- Dondaicha Location in Maharashtra, India
- Coordinates: 21°20′00″N 74°34′00″E﻿ / ﻿21.3333°N 74.5667°E
- Country: India
- State: Maharashtra
- Region: West India
- Division: Nashik Division
- District: Dhule
- Talukas: Sindkheda Taluka

Government
- • Type: Urban local body
- • Body: Municipal council
- • Rank: 3rd in district

Population (2022)
- • Total: 60,394
- • Rank: 3rd in district and 1st in Taluka

Languages
- • Official: Ahirani and Marathi
- Time zone: UTC+5:30 (IST)
- Postal code: 425408

= Dondaicha-Warwade =

Dondaicha-Warwade is a town and consists of a municipal council in Sindkheda Taluka in the Dhule District of Khandesh Region in the state of Maharashtra in India.

== History ==

Dondaicha,from very long time was under the zamindari of Rawals (rajputs).

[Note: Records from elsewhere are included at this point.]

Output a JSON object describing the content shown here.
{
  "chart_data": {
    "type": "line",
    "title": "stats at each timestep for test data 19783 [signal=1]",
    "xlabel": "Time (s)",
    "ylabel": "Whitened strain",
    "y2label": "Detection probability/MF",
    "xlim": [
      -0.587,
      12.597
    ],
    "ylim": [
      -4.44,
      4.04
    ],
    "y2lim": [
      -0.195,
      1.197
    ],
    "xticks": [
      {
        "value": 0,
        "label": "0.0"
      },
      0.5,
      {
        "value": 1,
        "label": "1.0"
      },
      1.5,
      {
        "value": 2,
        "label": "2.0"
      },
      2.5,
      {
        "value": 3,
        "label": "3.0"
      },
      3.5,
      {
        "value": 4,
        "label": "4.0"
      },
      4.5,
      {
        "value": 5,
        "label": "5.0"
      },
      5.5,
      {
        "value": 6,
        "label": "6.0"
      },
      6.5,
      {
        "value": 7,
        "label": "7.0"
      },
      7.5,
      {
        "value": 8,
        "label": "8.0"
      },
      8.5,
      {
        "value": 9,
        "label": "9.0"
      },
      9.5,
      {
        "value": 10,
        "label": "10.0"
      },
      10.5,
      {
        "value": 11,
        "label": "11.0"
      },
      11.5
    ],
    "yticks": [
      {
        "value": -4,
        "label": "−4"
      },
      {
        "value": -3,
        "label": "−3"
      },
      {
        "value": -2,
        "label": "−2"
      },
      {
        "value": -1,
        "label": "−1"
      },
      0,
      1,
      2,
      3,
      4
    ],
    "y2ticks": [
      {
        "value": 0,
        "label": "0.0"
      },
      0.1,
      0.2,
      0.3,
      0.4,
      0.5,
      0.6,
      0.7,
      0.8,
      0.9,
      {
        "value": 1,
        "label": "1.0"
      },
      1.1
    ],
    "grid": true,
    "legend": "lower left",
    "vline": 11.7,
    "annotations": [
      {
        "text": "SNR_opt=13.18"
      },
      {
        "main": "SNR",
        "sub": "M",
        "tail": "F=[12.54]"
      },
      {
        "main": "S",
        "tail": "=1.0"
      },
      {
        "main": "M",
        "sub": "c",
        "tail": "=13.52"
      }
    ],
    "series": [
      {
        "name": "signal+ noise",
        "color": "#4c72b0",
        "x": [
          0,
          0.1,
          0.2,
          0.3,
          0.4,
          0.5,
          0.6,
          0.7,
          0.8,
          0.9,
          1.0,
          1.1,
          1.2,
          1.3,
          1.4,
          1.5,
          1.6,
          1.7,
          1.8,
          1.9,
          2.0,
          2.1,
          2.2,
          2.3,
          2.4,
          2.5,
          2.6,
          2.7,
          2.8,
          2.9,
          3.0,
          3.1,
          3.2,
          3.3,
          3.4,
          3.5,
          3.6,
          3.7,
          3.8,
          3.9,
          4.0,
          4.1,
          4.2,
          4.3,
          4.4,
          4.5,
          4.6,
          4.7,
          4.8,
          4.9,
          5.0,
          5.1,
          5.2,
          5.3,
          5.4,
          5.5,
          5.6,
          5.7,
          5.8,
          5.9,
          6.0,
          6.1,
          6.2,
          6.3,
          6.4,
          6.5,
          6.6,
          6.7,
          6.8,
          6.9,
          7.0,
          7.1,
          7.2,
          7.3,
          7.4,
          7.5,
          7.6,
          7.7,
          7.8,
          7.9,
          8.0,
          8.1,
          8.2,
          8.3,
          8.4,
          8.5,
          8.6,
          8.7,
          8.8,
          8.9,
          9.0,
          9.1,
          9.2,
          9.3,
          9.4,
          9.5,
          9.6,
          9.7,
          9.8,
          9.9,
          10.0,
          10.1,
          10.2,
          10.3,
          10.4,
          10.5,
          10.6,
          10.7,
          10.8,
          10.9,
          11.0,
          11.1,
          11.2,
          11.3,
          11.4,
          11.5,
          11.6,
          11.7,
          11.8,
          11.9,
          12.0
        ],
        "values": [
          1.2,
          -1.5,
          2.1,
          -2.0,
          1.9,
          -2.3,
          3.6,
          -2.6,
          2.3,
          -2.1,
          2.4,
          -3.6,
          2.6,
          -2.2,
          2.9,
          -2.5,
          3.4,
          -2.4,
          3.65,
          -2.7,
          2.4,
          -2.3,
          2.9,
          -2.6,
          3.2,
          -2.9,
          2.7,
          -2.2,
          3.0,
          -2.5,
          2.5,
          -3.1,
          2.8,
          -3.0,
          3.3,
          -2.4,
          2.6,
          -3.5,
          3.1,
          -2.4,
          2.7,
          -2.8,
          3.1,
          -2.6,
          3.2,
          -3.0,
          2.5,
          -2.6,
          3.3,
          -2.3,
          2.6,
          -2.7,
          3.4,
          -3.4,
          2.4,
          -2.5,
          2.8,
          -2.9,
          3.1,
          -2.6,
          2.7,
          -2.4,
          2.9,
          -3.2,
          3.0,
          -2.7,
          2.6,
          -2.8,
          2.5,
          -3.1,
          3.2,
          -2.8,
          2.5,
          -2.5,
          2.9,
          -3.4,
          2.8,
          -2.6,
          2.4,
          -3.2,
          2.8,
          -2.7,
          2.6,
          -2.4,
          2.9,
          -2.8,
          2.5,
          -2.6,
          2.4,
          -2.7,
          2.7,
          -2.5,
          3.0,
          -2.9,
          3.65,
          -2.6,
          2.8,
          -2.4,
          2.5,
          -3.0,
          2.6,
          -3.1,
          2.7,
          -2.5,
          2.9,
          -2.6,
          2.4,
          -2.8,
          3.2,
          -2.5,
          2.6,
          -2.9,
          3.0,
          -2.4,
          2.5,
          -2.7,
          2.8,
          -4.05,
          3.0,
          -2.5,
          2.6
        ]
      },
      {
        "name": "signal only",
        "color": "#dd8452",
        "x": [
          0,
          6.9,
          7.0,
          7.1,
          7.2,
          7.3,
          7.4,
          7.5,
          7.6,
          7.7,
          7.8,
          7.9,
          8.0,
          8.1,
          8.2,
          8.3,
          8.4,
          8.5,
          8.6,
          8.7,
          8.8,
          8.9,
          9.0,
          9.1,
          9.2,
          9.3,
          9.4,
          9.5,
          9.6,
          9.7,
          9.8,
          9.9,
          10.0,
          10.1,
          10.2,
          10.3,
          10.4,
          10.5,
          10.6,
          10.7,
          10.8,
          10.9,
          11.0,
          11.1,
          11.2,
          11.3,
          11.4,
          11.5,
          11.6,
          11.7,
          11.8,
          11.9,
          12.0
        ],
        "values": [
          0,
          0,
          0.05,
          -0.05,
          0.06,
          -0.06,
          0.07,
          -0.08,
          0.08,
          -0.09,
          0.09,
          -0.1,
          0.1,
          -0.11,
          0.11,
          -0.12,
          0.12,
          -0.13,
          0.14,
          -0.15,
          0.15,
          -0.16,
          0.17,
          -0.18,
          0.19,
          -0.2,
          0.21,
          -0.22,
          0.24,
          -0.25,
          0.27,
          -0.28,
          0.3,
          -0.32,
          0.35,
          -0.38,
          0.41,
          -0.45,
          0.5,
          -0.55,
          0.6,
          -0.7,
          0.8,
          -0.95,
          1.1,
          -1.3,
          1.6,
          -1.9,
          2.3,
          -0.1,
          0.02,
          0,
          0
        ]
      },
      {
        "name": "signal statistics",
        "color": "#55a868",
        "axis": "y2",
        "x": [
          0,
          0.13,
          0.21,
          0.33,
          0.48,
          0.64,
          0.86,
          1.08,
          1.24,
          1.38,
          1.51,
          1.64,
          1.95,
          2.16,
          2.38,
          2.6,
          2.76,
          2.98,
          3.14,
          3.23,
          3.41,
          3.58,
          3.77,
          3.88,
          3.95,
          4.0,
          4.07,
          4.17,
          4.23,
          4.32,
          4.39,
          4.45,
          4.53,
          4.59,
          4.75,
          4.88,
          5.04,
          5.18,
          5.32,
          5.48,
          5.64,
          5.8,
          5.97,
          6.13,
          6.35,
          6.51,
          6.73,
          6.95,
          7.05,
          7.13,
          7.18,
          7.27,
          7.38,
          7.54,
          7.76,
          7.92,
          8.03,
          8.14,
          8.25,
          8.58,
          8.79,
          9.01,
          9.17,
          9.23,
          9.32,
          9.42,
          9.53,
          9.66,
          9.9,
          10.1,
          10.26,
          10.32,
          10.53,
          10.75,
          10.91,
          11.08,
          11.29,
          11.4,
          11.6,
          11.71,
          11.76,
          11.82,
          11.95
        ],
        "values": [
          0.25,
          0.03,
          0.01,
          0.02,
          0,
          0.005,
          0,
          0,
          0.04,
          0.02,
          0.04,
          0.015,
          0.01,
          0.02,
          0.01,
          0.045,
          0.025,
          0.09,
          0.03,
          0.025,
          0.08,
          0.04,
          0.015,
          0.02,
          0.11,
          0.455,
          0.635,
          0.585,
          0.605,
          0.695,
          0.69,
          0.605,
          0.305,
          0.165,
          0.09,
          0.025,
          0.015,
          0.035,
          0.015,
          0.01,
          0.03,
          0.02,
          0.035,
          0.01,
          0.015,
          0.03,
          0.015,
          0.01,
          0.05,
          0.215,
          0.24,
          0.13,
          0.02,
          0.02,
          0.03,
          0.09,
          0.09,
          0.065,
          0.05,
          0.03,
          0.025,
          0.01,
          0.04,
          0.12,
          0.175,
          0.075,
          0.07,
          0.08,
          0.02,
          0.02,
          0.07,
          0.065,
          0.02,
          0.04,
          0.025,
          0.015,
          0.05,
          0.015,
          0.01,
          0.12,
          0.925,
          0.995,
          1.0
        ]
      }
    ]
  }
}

Who came from Rajasthan apparently in 13th century AD.
Khandesh is often regarded as "साडे बारा रावलांचा खान्देश" in local language, meaning that Khandesh were ruled by total 13 major zamindar rajput families also known as Rawals.
Among them the Rawals of Dondaicha belongs to Sisodiya clan of Rajputs and claim their ancestry from Bappa Rawal of chittorgarh, one of the greatest ruler of India.
Current Protocol and Marketing minister of Maharashtra and present MLA of Shindkheda constituency Mr. Jaykumar Rawal belongs to the same family.

== Demographics ==
As of 2011 India census, Dondaicha-Warwade had a population of 46,767. Males constitute 52% of the population and females 48%. Dondaicha-Warwade has an average literacy rate of 71%, higher than the national average of 59.5%: male literacy is 77% and, female literacy is 65%. In Dondaicha-Warwade, 14% of the population is under 6 years of age.